BACKGROUND: Nasturtium (Indian cress, Tropaeolum majus) is known for its pharmacological value in the treatment of bacterial infections of the upper air tract and urinary bladder. However, scientific data on the anti-inflammatory potency in human-derived cells is missing. PURPOSE: The aim of this study was to investigate the potential of nasturtium to inhibit the lipopolysaccharide (LPS) induced inflammatory response in primary human cells of the immune system. STUDY DESIGN: The anti-inflammatory activities of nasturtium and its fractions were evaluated via regulation of arachidonic acid (AA) pathway and MAPK kinase cascade. Fraction H4 which was responsible for the anti-inflammatory effects was further characterized.
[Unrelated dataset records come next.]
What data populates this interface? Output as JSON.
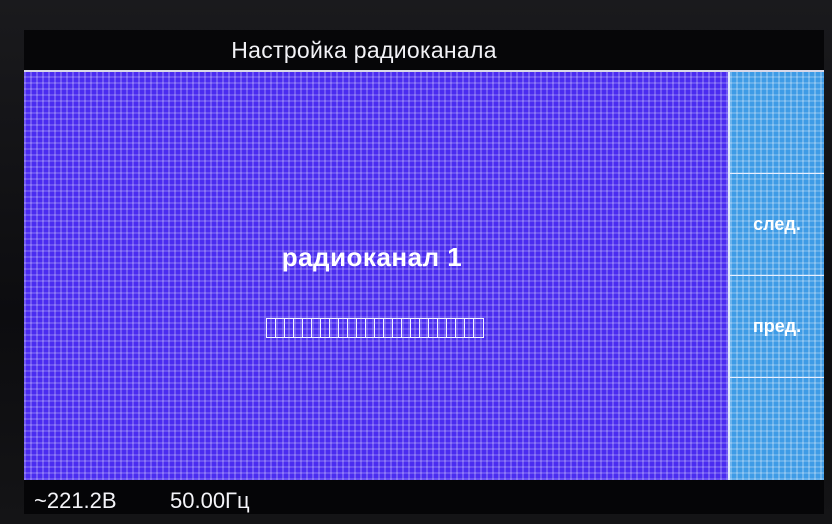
{
  "header": {
    "title": "Настройка радиоканала"
  },
  "main": {
    "channel_label": "радиоканал 1",
    "id_field": {
      "cell_count": 24
    }
  },
  "side_panel": {
    "keys": [
      {
        "label": ""
      },
      {
        "label": "след."
      },
      {
        "label": "пред."
      },
      {
        "label": ""
      }
    ]
  },
  "status": {
    "voltage": "~221.2В",
    "frequency": "50.00Гц"
  },
  "colors": {
    "main_panel": "#4a2cf0",
    "side_panel": "#3e9be6",
    "background": "#050507",
    "text": "#ffffff"
  }
}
METHODS: Human peripheral blood mononuclear cells (PBMC) were either treated with plant extracts or fractions thereof, stimulated with LPS and/or N-formyl-methionyl-leucyl-phenylalanine (fMLP) and analysed for COX and LOX, release of prostaglandin PGE2, leukotriene LTB4, TNF-alpha and ERK signaling pathway activation. The plant extracts were separated into four fractions by HPLC; fraction H4 was subjected to UHPLC-ToF/MS analysis to identify potential bioactive compounds. RESULTS: We found that aqueous extracts of nasturtium did exert strong concentration dependent suppression of LPS-triggered TNF-alpha release and COX pathway signaling, including PGE2 synthesis. Whereas COX-1 protein expression was not impacted, LPS-triggered COX-2 protein expression was concentration dependently blocked by the plant extract but not COX-2 enzyme activity. These findings suggest a mechanism of action for the plant extract which is different from non-steroidal anti-inflammatory drugs (NSAIDs). Moreover, the plant extract blocked leukotriene LTB4 release, the major end product of the 5-LOX pathway from PBMC. Down-regulation of ERK1/2 and c-Jun activation preceded COX-2 suppression upon plant extract treatment in the presence of LPS. Using HPLC separation of the aqueous extract followed by metabolomic analysis we could limit the number of relevant bioactive compounds in the extract to about 50. CONCLUSIONS: This study provides a rationale for the anti-inflammatory efficacy of nasturtium observed in man and gives first insight into the underlying molecular mechanisms.